1914: Ford Motor Co. greatly improved its assembly-line operation by employing an endless chain to pull each chassis along at its Highland Park, Michigan, plant.
1943: President Franklin D. Roosevelt, British Prime Minister Winston Churchill and French
General Charles de
Gaulle opened a wartime conference in Casablanca.
1954: Marilyn Monroe
and Joe Dimaggio were married at San Francisco City Hall. The marriage lasted about nine months.
1963: George C. Wallace was sworn in as governor of Alabama with the pledge, “Segregation forever!” — a view Wallace later repudiated.
1964: Former first lady Jacqueline Kennedy, in a brief televised address, thanked Americans for their condolences and messages of support following the assassination of her husband, President John F. Kennedy, nearly two months earlier.
1968: The Green Bay Packers of the NFL defeated the AFL’S Oakland Raiders, 33-14, in the second AFL-NFL World Championship game, now referred to as Super Bowl II.
1969: 27 people aboard the aircraft carrier USS Enterprise, off Hawaii, were killed when a rocket warhead exploded, setting off a fire and additional explosions.
1970: Diana Ross and the Supremes performed their last concert together, at the Frontier Hotel in Las Vegas.
1989: President Ronald Reagan delivered his 331st and final weekly White House radio address, telling listeners, “Believe me, Saturdays will never seem the same. I’ll miss you.”

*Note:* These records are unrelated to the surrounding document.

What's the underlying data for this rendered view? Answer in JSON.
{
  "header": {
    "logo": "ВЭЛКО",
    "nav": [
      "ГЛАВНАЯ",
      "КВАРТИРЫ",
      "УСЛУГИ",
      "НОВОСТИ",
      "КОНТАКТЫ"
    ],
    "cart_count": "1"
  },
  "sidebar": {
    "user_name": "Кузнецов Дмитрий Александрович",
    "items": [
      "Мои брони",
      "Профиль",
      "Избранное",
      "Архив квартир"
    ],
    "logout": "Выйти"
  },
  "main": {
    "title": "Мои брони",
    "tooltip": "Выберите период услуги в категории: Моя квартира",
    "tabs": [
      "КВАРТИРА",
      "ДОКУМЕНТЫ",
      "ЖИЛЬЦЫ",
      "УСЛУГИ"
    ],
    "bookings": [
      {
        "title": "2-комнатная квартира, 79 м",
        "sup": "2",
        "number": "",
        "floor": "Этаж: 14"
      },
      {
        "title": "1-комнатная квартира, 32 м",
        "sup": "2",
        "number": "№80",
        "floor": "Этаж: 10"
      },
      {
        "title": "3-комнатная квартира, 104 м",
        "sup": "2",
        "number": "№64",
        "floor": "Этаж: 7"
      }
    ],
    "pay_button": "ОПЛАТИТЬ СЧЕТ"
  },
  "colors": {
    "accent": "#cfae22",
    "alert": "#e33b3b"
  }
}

2004: Former Enron finance chief Andrew Fastow pleaded guilty to conspiracy as he accepted a ten-year prison sentence. He was actually sentenced to six years and was released in Dec. 2011.
Ten years ago: President Barack Obama and the
U.S. moved to take charge in earthquake-ravaged Haiti, dispatching thousands of troops along with tons of aid. Iraq’s electoral commission barred 500 candidates from running in March 2010 parliamentary elections, including a prominent Sunni lawmaker, deepening sectarian divides.
Five years ago: The al-qaida branch in Yemen claimed responsibility for the attack on the satirical Charlie Hebdo newspaper in Paris.
One year ago: President Donald Trump rejected a suggestion to reopen the government for several weeks while negotiations would continue over his demand for billions of dollars for a border wall.